Aber bleiben wir bei unserem Thema und schauen noch ein wenig länger auf das, was mit der Wahrheit und der Verantwortung in funktionalen Systemen passiert. Offensichtlich bilden alle drei Begriffe eine Einheit, denn wer überhaupt keine Relevanz in einem beruflichen oder privaten Bereich besitzt, dem sprechen wir auch Wahrheit und Verantwortung schnell ab. Nicht, weil er dumm ist, im Gegenteil. Autonome Funktionssysteme überziehen unsere Realität und sind in alle unsere Lebensbereiche eingedrungen. Ein Augenarzt kennt sich bestens aus mit Augen, ans Ohr geht er nicht ran und darf das auch nicht. Überall arbeiten und leben Spezialisten und bilden ein Netz von strukturell autoritären Alltagserfahrungen. Strukturell deshalb, weil in den Funktionssystemen autoritäres Verhalten nicht als individuelles Verhalten sich ausprägt, sondern in autonomen Prozessen stattfindet.
In autonomen Systemen spielt jeder seine ihm zugewiesene Rolle, heute mehr und mehr in den sogenannten agilen Organisationen bzw. Teams (dazu hier Kapitel 4: Vernetzte Selbstorganisation). Dass solche und viele weitere Formen der funktionalen Selbstorganisation möglich geworden sind, liegt an der Ausdifferenzierung moderner Gesellschaften bis in kleinste Einheiten, in kleinste Funktionssysteme hinein, die ein wesentliches Kennzeichen moderner Gesellschaften sind.
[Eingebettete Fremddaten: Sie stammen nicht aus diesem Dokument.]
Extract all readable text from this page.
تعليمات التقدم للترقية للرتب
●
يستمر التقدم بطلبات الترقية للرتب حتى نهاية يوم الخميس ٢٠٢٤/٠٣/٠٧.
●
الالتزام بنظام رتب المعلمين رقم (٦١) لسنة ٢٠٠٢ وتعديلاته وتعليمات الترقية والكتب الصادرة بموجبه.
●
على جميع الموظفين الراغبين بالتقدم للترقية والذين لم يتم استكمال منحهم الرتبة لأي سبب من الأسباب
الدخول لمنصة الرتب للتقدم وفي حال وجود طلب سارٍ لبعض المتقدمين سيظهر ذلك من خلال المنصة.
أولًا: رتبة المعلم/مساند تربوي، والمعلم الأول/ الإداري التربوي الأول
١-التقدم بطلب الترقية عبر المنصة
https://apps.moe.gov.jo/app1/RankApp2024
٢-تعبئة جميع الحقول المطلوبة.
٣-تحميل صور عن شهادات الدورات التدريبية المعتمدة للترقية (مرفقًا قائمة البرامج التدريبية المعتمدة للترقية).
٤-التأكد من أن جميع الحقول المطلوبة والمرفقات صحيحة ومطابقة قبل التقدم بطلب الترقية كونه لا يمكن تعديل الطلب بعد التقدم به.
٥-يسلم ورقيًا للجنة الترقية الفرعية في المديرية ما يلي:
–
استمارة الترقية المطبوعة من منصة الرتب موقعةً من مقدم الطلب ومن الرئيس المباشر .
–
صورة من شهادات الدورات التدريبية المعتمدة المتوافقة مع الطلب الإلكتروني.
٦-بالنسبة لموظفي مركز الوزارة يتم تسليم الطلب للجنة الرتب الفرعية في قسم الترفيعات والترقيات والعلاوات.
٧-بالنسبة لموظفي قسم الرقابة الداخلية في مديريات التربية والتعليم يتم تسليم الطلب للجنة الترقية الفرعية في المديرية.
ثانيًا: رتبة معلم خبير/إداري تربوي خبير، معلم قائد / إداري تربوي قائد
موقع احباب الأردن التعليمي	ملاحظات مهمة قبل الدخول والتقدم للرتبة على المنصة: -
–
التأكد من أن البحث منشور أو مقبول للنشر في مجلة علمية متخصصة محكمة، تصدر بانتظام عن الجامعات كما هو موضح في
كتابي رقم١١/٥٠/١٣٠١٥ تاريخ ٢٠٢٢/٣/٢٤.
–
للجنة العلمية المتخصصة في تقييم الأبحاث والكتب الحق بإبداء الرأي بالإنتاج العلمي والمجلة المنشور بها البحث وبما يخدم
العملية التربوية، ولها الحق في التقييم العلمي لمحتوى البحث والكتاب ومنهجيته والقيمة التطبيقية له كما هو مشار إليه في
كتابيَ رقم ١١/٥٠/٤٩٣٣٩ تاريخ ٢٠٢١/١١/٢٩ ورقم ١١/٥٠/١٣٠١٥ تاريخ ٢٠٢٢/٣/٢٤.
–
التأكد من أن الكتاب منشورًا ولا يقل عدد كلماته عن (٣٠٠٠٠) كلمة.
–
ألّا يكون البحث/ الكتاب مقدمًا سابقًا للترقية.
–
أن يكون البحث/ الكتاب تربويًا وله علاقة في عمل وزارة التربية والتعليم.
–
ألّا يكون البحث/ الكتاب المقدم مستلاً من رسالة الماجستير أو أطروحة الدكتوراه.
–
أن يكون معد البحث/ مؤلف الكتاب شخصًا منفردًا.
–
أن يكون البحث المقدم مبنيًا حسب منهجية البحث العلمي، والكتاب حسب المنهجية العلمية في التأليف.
Diese Form der Ausdifferenzierung geht einher mit einer neuen „gesellschaftlichen Semantik“, einer „Ordonomik“ , die eine Korrelation zwischen dem gesellschaftlichen Wandel und dem Wandel der Art und Weise beschreibt, wie eine Gesellschaft ihre Vorstellungen und Perspektiven repräsentiert. Diese Repräsentation ist gebildet aus einer Art der Selbstbeobachtung, die in einer bestimmten Form der Selbstbeschreibung und Selbstreflexion sich ausdrückt. Wir folgen dem und bedienen uns bei Pies, Beckmann und Hielscher, wenn es sich anbietet.